BungeeCord task cancelling issues

My blog is getting quite stale, so I am going to post about a bug I fixed in BungeeCord recently regarding scheduled tasks, relating to shutdown issues in HubMagic and RedisBungee. But before we do that, let's take a quick look at the scheduler.

The BungeeCord scheduler

The BungeeCord scheduler is a simple task running API that runs tasks asynchronously and supports repeating tasks. To handle this, it uses a special class called BungeeTask. BungeeTask is the actual runnable used by BungeeCord.

After task execution is deemed to be complete, it cancels the task with the scheduler. This is where we find our bug.

Wrong assumptions

When a task is cancelled via the ScheduledTask's cancel() method, the BungeeTask sets its running flag to false. So far, so good. It will be noticed and the task will be cancelled as usual. But in between this time and the task cancelling, the task may have been cancelled!

That's right, we have a condition where the task is a zombie and tries to cancel itself, only to find it was already cancelled. The actual error is in BungeeScheduler, which tries to find the task by its ID but fails as the task was never found. No null check is performed on the removed task. Java sees a reference to a null object (to its cancel() method) and throws a non-specific NullPointerException.

A fix

I was able to fix this issue rather easily. First, I made ScheduledTask's cancel() methods always map to an corresponding scheduler cancel(taskId), which is only called once, then made cancel(ScheduledTask) always call cancel() on the provided task.

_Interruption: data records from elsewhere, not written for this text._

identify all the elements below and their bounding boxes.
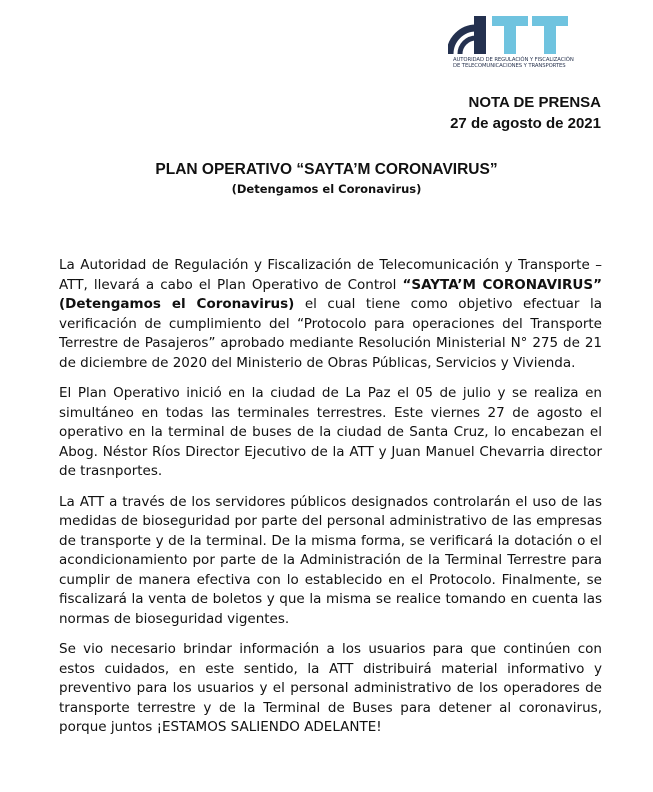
paragraph-1 [59,256,602,373]
press-header [450,92,601,134]
paragraph-1-bold: “SAYTA’M CORONAVIRUS” (Detengamos el Coronavirus) [59,276,602,312]
logo-caption [453,57,578,69]
paragraph-3: La ATT a través de los servidores públicos designados controlarán el uso de las medidas de bioseguridad por parte del personal administrativo de las empresas de transporte y de la terminal. De la misma forma, se verificará la dotación o el acondicionamiento por parte de la Administración de la Terminal Terrestre para cumplir de manera efectiva con lo establecido en el Protocolo. Finalmente, se fiscalizará la venta de boletos y que la misma se realice tomando en cuenta las normas de bioseguridad vigentes. [59,493,602,627]
press-note-label: NOTA DE PRENSA [468,94,601,111]
document-subtitle: (Detengamos el Coronavirus) [231,182,422,196]
paragraph-2: El Plan Operativo inició en la ciudad de La Paz el 05 de julio y se realiza en simultáneo en todas las terminales terrestres. Este viernes 27 de agosto el operativo en la terminal de buses de la ciudad de Santa Cruz, lo encabezan el Abog. Néstor Ríos Director Ejecutivo de la ATT y Juan Manuel Chevarria director de trasnportes. [59,385,602,479]
document-title: PLAN OPERATIVO “SAYTA’M CORONAVIRUS” [155,161,498,178]
paragraph-1-start: La Autoridad de Regulación y Fiscalización de Telecomunicación y Transporte – ATT, llevará a cabo el Plan Operativo de Control [59,257,602,293]
logo-caption-line-1: AUTORIDAD DE REGULACIÓN Y FISCALIZACIÓN [453,57,574,63]
logo-caption-line-2: DE TELECOMUNICACIONES Y TRANSPORTES [453,63,566,69]
body-text [59,256,602,749]
att-logo [448,12,573,72]
paragraph-1-end: el cual tiene como objetivo efectuar la verificación de cumplimiento del “Protocolo para operaciones del Transporte Terrestre de Pasajeros” aprobado mediante Resolución Ministerial N° 275 de 21 de diciembre de 2020 del Ministerio de Obras Públicas, Servicios y Vivienda. [59,296,602,371]
paragraph-4: Se vio necesario brindar información a los usuarios para que continúen con estos cuidados, en este sentido, la ATT distribuirá material informativo y preventivo para los usuarios y el personal administrativo de los operadores de transporte terrestre y de la Terminal de Buses para detener al coronavirus, porque juntos ¡ESTAMOS SALIENDO ADELANTE! [59,641,602,735]
title-block [0,160,653,197]
press-date: 27 de agosto de 2021 [450,115,601,132]
att-logo-mark [448,12,573,56]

The code is slightly misleading. cancel() calls the scheduler's cancel(taskId) method, which removes the task and calls cancel() on it. However, since the running boolean is false, we don't NPE.

A postmortem

  • It is fairly clear that the cancellation of scheduled tasks was never tested. The relevant code had not been touched for almost a year. This is further attested to by tasksByPlugin issue that was reported by vemacs.
  • Silly bugs like this are low-hanging fruit and are harming the BungeeCord ecosystem greatly. A extensive bugcheck over the code base should be initiated.